Prediction of Network Traffic in Wireless Mesh Networks using Hybrid Deep Learning Model

Wireless mesh networks are getting adopted in the domain of network communication. Their main benefits include adaptability, configuration, and flexibility, with added efficiency in cost and transmission time. Traffic prediction refers to forecasting the traffic volumes in a network. The traffic volume includes incoming requests and outgoing data transmitted by the network nodes. The previous logs of traffic in the network are used for extracting patterns that help for accurate predictions.

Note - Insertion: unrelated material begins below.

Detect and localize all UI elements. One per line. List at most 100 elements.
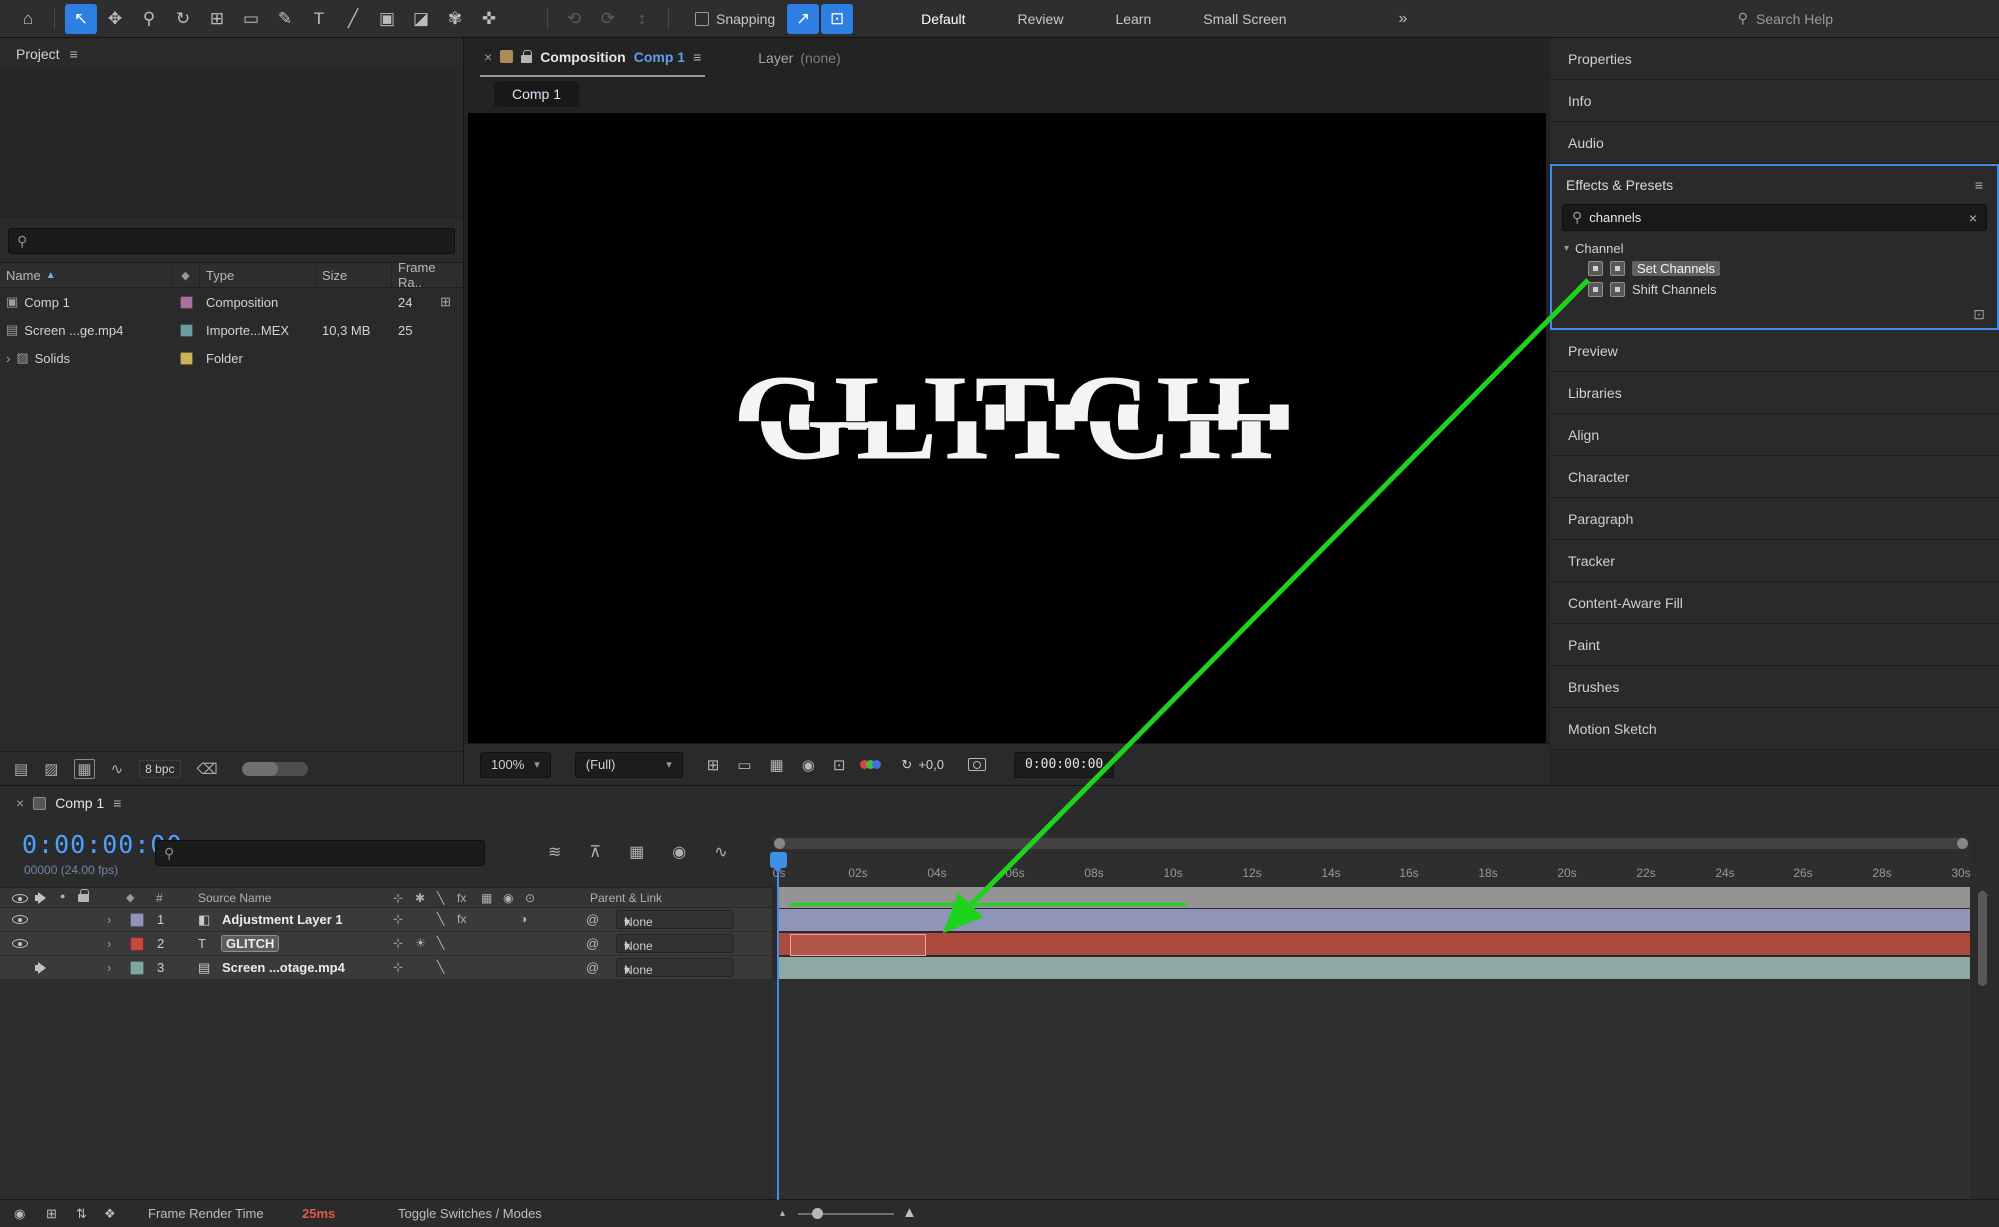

In this paper, an analysis of various existing traffic prediction methods is done. Specifically, the analysis of a case study where the performance of the High-Speed Diesel (HSD) pump is predicted by observing its output. A network of sensors form a less mesh network; sensors act as nodes while reading the parameters, namely, three-phase Current, Voltage, Temperature, and Vibration. In this case study, a High-Speed Diesel pumps’ performance is predicted by predicting the vibration parameter as the output parameter. Other parameters affecting the performance of the High-Speed Diesel pump which are causing the change in vibration value are identified. Various algorithms, including Statistical Auto-Regressive Integration and Moving Average, Poisson’s regression, and a few Machine Learning and Deep Learning algorithms like Decision Tree Regressor, Multi-Layer Perceptron, Linear Regression, and Long Short-Term Memory are implemented and evaluated for this purpose. Along with the comparison, a novel architecture using Convolution Neural Network and Long Short-Term Memory is described in this paper. The result and comparison between these give the clear understanding that the suggested novel Convo-LSTM model gives better performance and helps to predict the performance of the High-Speed Diesel pump. The proposed system makes a strong case for the network traffic prediction, where the use of historical data is collected over the wireless mesh network. A similar analogy can be used where this model could be implemented further for network monitoring tasks.